Luckily, there are good tools to make our life easier when it comes to correcting. You only need your smart phone to be focussed on the test and it tells you the results immediately. Download ZipGrade application on your mobile phone and save some time to have social life and a coffee with friends.
Although, in this post you will find ideas how to prepare informal assessment, that is beneficial for you and you class as well.
I’m sure, we are all familiar with rubrics but in case you need some help with it, there’s one of my last one, I used for the theme “How the world works”.
I give students quite a lot of freedom to explore, investigate, prepare experiments, take action, invent or create something new and useful. Then they explain the science behind it, their feelings, thoughts or new knowledge they have learnt.
To do it so, some way I needed to provide them with guidelines, bullet points, checklists, they ought to follow or prepare and give out relevant rubrics for each students. They like having this “aid” with them and I’m pleased to give them so. Rubrics work perfectly in my class. It is a great tool for self-assessment before they turn their work in as well.

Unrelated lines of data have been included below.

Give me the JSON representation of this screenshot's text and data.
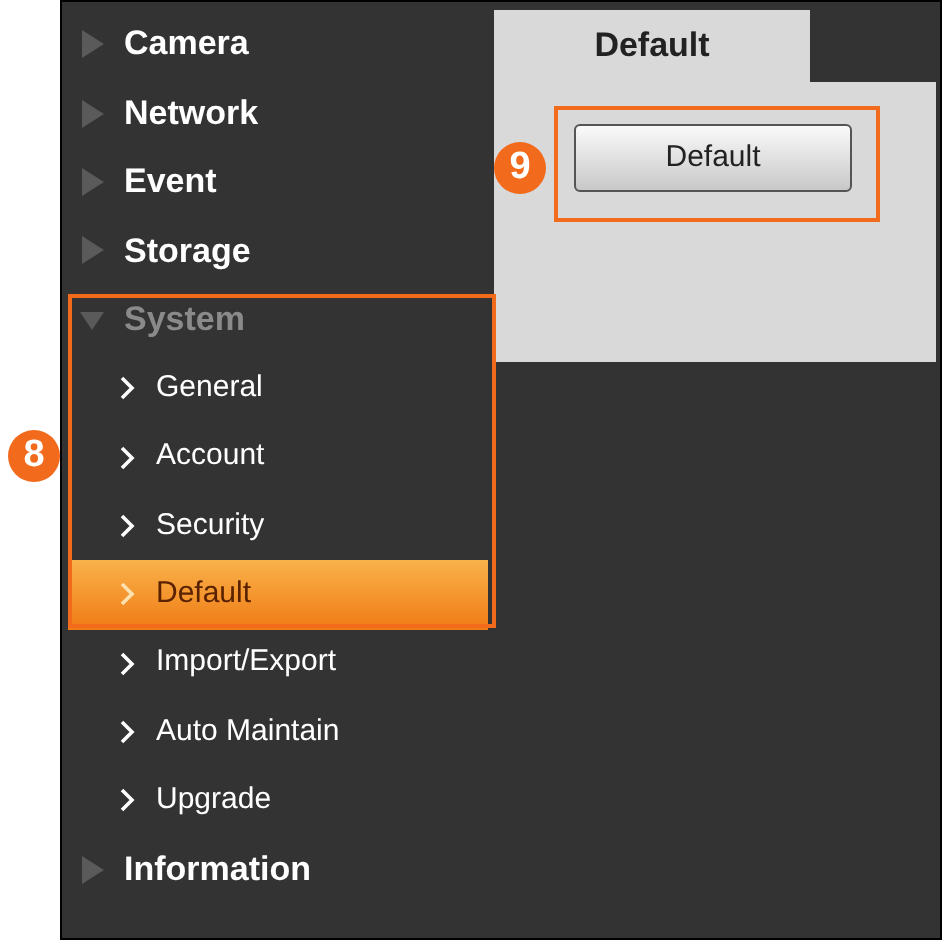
{
  "menu": [
    {
      "label": "Camera",
      "expanded": false
    },
    {
      "label": "Network",
      "expanded": false
    },
    {
      "label": "Event",
      "expanded": false
    },
    {
      "label": "Storage",
      "expanded": false
    },
    {
      "label": "System",
      "expanded": true,
      "children": [
        {
          "label": "General",
          "selected": false
        },
        {
          "label": "Account",
          "selected": false
        },
        {
          "label": "Security",
          "selected": false
        },
        {
          "label": "Default",
          "selected": true
        },
        {
          "label": "Import/Export",
          "selected": false
        },
        {
          "label": "Auto Maintain",
          "selected": false
        },
        {
          "label": "Upgrade",
          "selected": false
        }
      ]
    },
    {
      "label": "Information",
      "expanded": false
    }
  ],
  "tab": {
    "label": "Default",
    "selected": true
  },
  "button": {
    "label": "Default"
  },
  "callouts": [
    {
      "number": "8"
    },
    {
      "number": "9"
    }
  ]
}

If your students frequently use rubrics, and they know what they look for, you can try to get them make their own rubrics. Have a quick brainstorm about it beforehand, then let them discuss their ideas in little groups and finally do it as a whole class activity.
Diagnostic or pre-assessment:
Diagnostic or pre-assessment ideas for the beginning of the class or at the beginning of a unit. That shows us students’ prior knowledge on the topic. It is very useful every time when we start a new unit, new vocabulary, a new concept or grammar.

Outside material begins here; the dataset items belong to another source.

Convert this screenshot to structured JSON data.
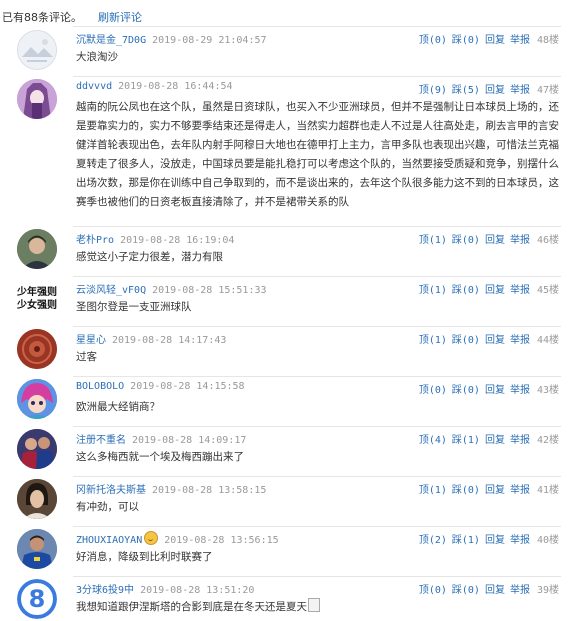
{
  "header": {
    "count_text": "已有88条评论。",
    "refresh_label": "刷新评论"
  },
  "comments": [
    {
      "user": "沉默是金_7D0G",
      "time": "2019-08-29 21:04:57",
      "up": "顶(0)",
      "down": "踩(0)",
      "reply": "回复",
      "report": "举报",
      "floor": "48楼",
      "text": "大浪淘沙",
      "avatar": "avatar-landscape-icon"
    },
    {
      "user": "ddvvvd",
      "time": "2019-08-28 16:44:54",
      "up": "顶(9)",
      "down": "踩(5)",
      "reply": "回复",
      "report": "举报",
      "floor": "47楼",
      "text": "越南的阮公凤也在这个队，虽然是日资球队，也买入不少亚洲球员，但并不是强制让日本球员上场的，还是要靠实力的，实力不够要季结束还是得走人，当然实力超群也走人不过是人往高处走，刷去言甲的言安健洋首轮表现出色，去年队内射手阿穆日大地也在德甲打上主力，言甲多队也表现出兴趣，可惜法兰克福夏转走了很多人，没放走，中国球员要是能扎稳打可以考虑这个队的，当然要接受质疑和竞争，别摆什么出场次数，那是你在训练中自己争取到的，而不是谈出来的，去年这个队很多能力这不到的日本球员，这赛季也被他们的日资老板直接清除了，并不是裙带关系的队",
      "avatar": "avatar-anime-icon"
    },
    {
      "user": "老朴Pro",
      "time": "2019-08-28 16:19:04",
      "up": "顶(1)",
      "down": "踩(0)",
      "reply": "回复",
      "report": "举报",
      "floor": "46楼",
      "text": "感觉这小子定力很差，潜力有限",
      "avatar": "avatar-person-icon"
    },
    {
      "user": "云淡风轻_vF0Q",
      "time": "2019-08-28 15:51:33",
      "up": "顶(1)",
      "down": "踩(0)",
      "reply": "回复",
      "report": "举报",
      "floor": "45楼",
      "text": "圣图尔登是一支亚洲球队",
      "avatar": "avatar-text-icon",
      "avatar_line1": "少年强则",
      "avatar_line2": "少女强则"
    },
    {
      "user": "星星心",
      "time": "2019-08-28 14:17:43",
      "up": "顶(1)",
      "down": "踩(0)",
      "reply": "回复",
      "report": "举报",
      "floor": "44楼",
      "text": "过客",
      "avatar": "avatar-seal-icon"
    },
    {
      "user": "BOLOBOLO",
      "time": "2019-08-28 14:15:58",
      "up": "顶(0)",
      "down": "踩(0)",
      "reply": "回复",
      "report": "举报",
      "floor": "43楼",
      "text": "欧洲最大经销商？",
      "avatar": "avatar-cartoon-icon"
    },
    {
      "user": "注册不重名",
      "time": "2019-08-28 14:09:17",
      "up": "顶(4)",
      "down": "踩(1)",
      "reply": "回复",
      "report": "举报",
      "floor": "42楼",
      "text": "这么多梅西就一个埃及梅西蹦出来了",
      "avatar": "avatar-players-icon"
    },
    {
      "user": "冈新托洛夫斯基",
      "time": "2019-08-28 13:58:15",
      "up": "顶(1)",
      "down": "踩(0)",
      "reply": "回复",
      "report": "举报",
      "floor": "41楼",
      "text": "有冲劲，可以",
      "avatar": "avatar-portrait-icon"
    },
    {
      "user": "ZHOUXIAOYAN",
      "time": "2019-08-28 13:56:15",
      "up": "顶(2)",
      "down": "踩(1)",
      "reply": "回复",
      "report": "举报",
      "floor": "40楼",
      "text": "好消息，降级到比利时联赛了",
      "avatar": "avatar-footballer-icon"
    },
    {
      "user": "3分球6投9中",
      "time": "2019-08-28 13:51:20",
      "up": "顶(0)",
      "down": "踩(0)",
      "reply": "回复",
      "report": "举报",
      "floor": "39楼",
      "text": "我想知道跟伊涅斯塔的合影到底是在冬天还是夏天",
      "avatar": "avatar-number-icon",
      "avatar_glyph": "8"
    }
  ]
}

The easiest thing is to check on vocabulary. With the smallest kids we can use interactive things like:
Could you give me a blue/green/red… crayon/pen/paper…, please?
Or point to the ceiling, door, table… etc…

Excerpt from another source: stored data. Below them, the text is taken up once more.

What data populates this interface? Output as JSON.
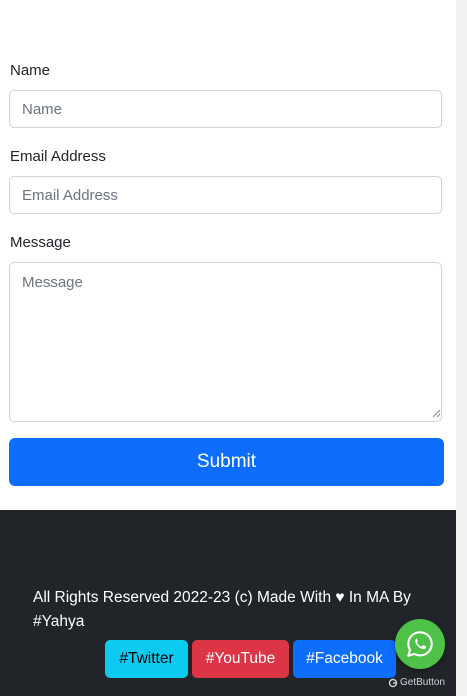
{
  "form": {
    "name_label": "Name",
    "name_placeholder": "Name",
    "email_label": "Email Address",
    "email_placeholder": "Email Address",
    "message_label": "Message",
    "message_placeholder": "Message",
    "submit_label": "Submit"
  },
  "footer": {
    "copyright_text": "All Rights Reserved 2022-23 (c) Made With ♥ In MA By #Yahya",
    "social_links": {
      "twitter": "#Twitter",
      "youtube": "#YouTube",
      "facebook": "#Facebook"
    }
  },
  "widget": {
    "icon": "whatsapp-icon",
    "branding": "GetButton"
  },
  "colors": {
    "primary": "#0d6efd",
    "info": "#0dcaf0",
    "danger": "#dc3545",
    "footer_bg": "#212529",
    "whatsapp": "#4dc247"
  }
}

With older students who are able to read and write, use a thinking routine chart about the topic of the lesson something like this: (Before, after)
I know… I have learnt…
Another strategy, I use is the Carousel Strategy. We can use it with more advanced students. Be prepared for a noisy ten minutes. Put topic related questions on pieces of paper around the classroom. Arrange students into pairs or small groups of 3 or 4 to go to different stations where they can discuss questions together, give opinions and finally write their answers on post-its. When they finished with one, they go to the next station and discuss the question that is written there. Teachers just walk around and listen to their conversations, arguments and thoughts. For some children, it is easier to talk only with their peers and not in front of the whole class and teacher. So sometimes you could be surprised how much they can talk if they are not in a stressful situation when all eyes are on them. It could an excellent feedback for teachers about knowledge and some skills too.
Students also like completing mind maps or concept maps, we can use with vocabulary or concept teaching.
I use this strategy with pre-intermediate students giving them a couple of minutes to think about as many things as they can about the topic.
Then we check their answers by putting the name of the main topic in the middle of the board and write words or sentences around it. Whatever ideas the students come up with.
During completing this “so called” collective mind map on the board, we basically assess students’ general, previous knowledge so we know where to start the lesson.